Selon France info, quand on évoque la possibilité de célébrer l’Aïd, la question n’est pour personne une priorité. À la veille de la fin du jeûne, chacun a ses soucis, comme ces deux jeunes étudiantes, Chama et Soukaina qui ont vécu le confinement ensemble. La première était venue de Casablanca rendre visite à son amie, et s’est retrouvée confinée, loin de ce qu’elle avait prévu. "Ça s’est bien passé", raconte Soukaina, "parce que j’ai un peu d’espace dans le petit logement de ma résidence d’étudiante, mais j’ai bon nombre d’amis qui se sont retrouvés coincés, dans d’autres villes, et sans argent, dans une vraie galère".
Avec son diplôme décroché après trois ans d’études à l’École de Management de Grenoble, Soukaina est impatiente de retrouver ses parents, tous deux médecins à Casablanca. C’est un peu dans la peur du covid-19 qu’elle a vécu ce Ramadan. "J’ai toujours respecté le jeûne ; c’est la deuxième fois que je le vis ici. C’est sans doute lié à la peur du covid, mais j’ai trouvé les gens un peu méfiants. Et puis, j’ai l’impression que les règles sanitaires ne sont pas scrupuleusement respectées, si vous regardez autour de vous, vous vous rendez compte que c’est un peu désordonné".
C’est aussi l’avis de cette jeune femme qui travaille en équipe médicale, en relation avec le SAMU sur le terrain.

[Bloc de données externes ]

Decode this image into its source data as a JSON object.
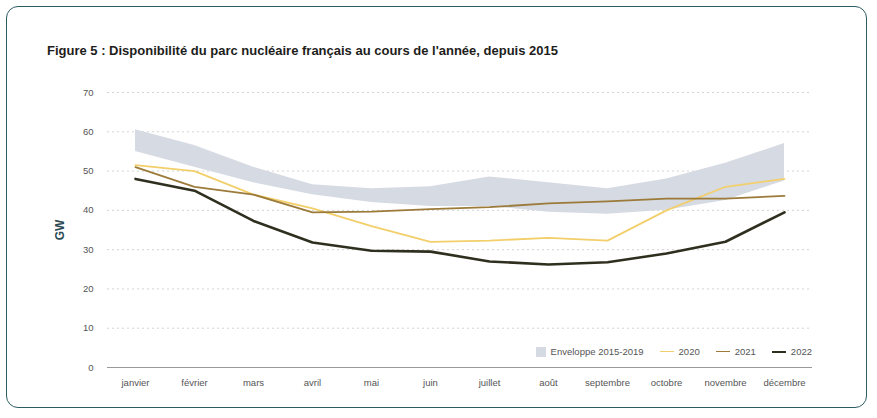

Elle pense même qu’il ne faudrait pas célébrer l’Aïd, afin de minimiser les risques de contamination. "Moi, je vis et je porte la Foi en moi, mais l’Aïd, en mode Covid, c’est d’abord hasardeux pour la santé de tout le monde et ça n’a pas vraiment pour moi de sens. C’est un moment fort et symbolique pour nous, pendant lequel nous avons besoin de nous retrouver les uns avec les autres, les uns contre les autres. Vous avez déjà assisté à la célébration à Alpexpo ? Nous sommes des milliers habituellement. Non vraiment, cette année, même si c’est autorisé, je n’irai pas. Dans notre religion, la vie humaine doit être protégée", insiste-t-elle.